上記以外の期間については、こちらをご確認ください。
【参考サイト】No.9205 延滞税について|国税庁
相続税の申告期限は原則として延長することはできません。しかし、次のような特殊な事情がある場合に、税務署に申請をして認められると、申告期限を最大で2ヶ月間延長することができます。
ただし、上記の理由があったとしても、申告期限の延長が確実に認められるというものではなく、税務署は内容を精査して、慎重に判断します。
基本的には延長はできないものとして捉えて、次項「4.相続税の申告期限まで間に合わない場合の対処法」も、延長の申請と同時に検討しておくと安心です。
財産目録が完成しないということは、記載すべき財産が確定しておらず、財産評価が難航しているということに他なりません。
相続税の計算は、財産目録がなければ始められず、相続税申告もできません。
この場合の対処法として、次の2つの方法が考えられます。
1つ目は、概算で財産評価をし、申告期限内に申告を行う方法です。その後、財産評価が確定した後に、修正申告または更正の請求をすることで、正しい相続税額を納めます。
この方法を執れば、少なくともペナルティとしての税金が課されることはなくなります。また期限内申告が適用要件となっている、農地の納税猶予や、小規模宅地等の特例、配偶者の税額軽減などの特例を適用することができます。
しかし、例えば申告時には1億円として評価した土地を、更正の請求で8,000万円と評価すると、税務署はなぜ評価額を下げたのか、税務調査で確認を行う可能性が高くなり、万一税務署との見解の相違から追徴税が発生してしまうと、ペナルティとしての税金を支払った方が安く済んだ可能性もあります。
2つ目は、財産評価が完了してから期限後に申告し、ペナルティとしての税金を含めて納税する方法です。
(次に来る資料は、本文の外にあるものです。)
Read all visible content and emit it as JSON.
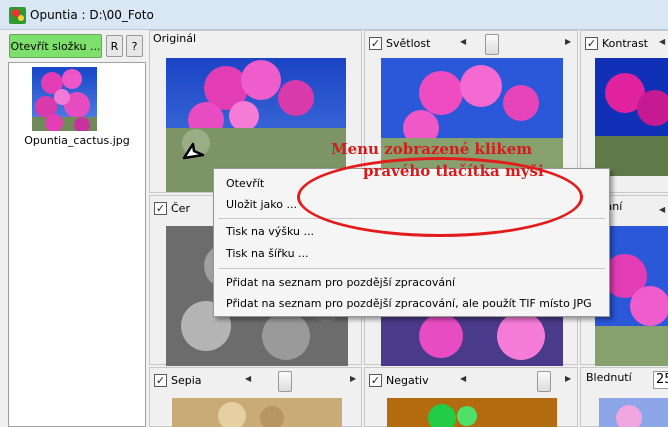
{
  "window": {
    "title": "Opuntia : D:\\00_Foto"
  },
  "toolbar": {
    "open_folder_label": "Otevřít složku ...",
    "r_label": "R",
    "help_label": "?"
  },
  "files": [
    {
      "name": "Opuntia_cactus.jpg"
    }
  ],
  "panels": [
    {
      "label": "Originál",
      "checkbox": false,
      "slider": false
    },
    {
      "label": "Světlost",
      "checkbox": true,
      "slider": true,
      "slider_position": 0.5
    },
    {
      "label": "Kontrast",
      "checkbox": true,
      "slider": false
    },
    {
      "label": "Čer",
      "checkbox": true,
      "slider": false
    },
    {
      "label": "azání",
      "checkbox": false,
      "slider": false
    },
    {
      "label": "Sepia",
      "checkbox": true,
      "slider": true,
      "slider_position": 0.55
    },
    {
      "label": "Negativ",
      "checkbox": true,
      "slider": true,
      "slider_position": 0.9
    },
    {
      "label": "Blednutí",
      "checkbox": false,
      "value": "25"
    }
  ],
  "context_menu": {
    "items": [
      "Otevřít",
      "Uložit jako ...",
      "Tisk na výšku ...",
      "Tisk na šířku ...",
      "Přidat na seznam pro pozdější zpracování",
      "Přidat na seznam pro pozdější zpracování, ale použít TIF místo JPG"
    ]
  },
  "annotation": {
    "line1": "Menu zobrazené klikem",
    "line2": "pravého tlačítka myši",
    "color": "#d41c1c"
  },
  "colors": {
    "open_button": "#7ee06c",
    "titlebar": "#d9e6f4",
    "sky": "#1c4fd1",
    "flower": "#e23db5"
  }
}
この方法であれば、税務署に修正前後の差額を追及されることはありませんが、ペナルティの納税が避けられず、農地の納税猶予の適用を受けることもできません。
もっとも、小規模宅地等の特例や配偶者の税額軽減などについては、申告の際に「申告期限後3年以内の分割見込書」を提出することで、適用を受けることができます。
詳しくは次項でご紹介します。
遺産分割協議が申告期限までに終わらずに、各相続人がどの遺産を取得するか決まらなければ、相続税の計算を前に進めることができません。
このような場合には、いったん遺産を法定相続分で按分したものと仮定して期限内に申告をし、遺産分割の完了後に、実際に取得した遺産額に基づいて更正の請求を行うことで適正に相続税を納めることができます。
修正申告では、過少申告加算税や延滞税の対象となってしまう可能性もあるため、期限内の申告では多めに申告・納税しておけば、遺産分割完了後に更正の請求を選択することができます。
また、遺産分割が終わらない状態では、期限内に遺産分割が完了していることが適用要件になっている、小規模宅地等の特例や配偶者の税額軽減などの特例の適用を受けることができません。
しかし、申告書に「申告期限後3年以内の分割見込書」を添付することで遺産分割完了後の更正の請求を行い、これらの特例の適用を溯って受けることが可能になります。【出典サイト】[手続名]相続税の申告書の提出期限から3年以内に分割する旨の届出手続|国税庁
相続税の申告期限は、相続の開始を知った日の翌日から10ヶ月以内です。
相続の開始を知った日とは、基本的には被相続人の死亡日ですが、特殊な事情がある場合には死亡日とは限りません。また、事情によっては申告期限の延長ができることもあります。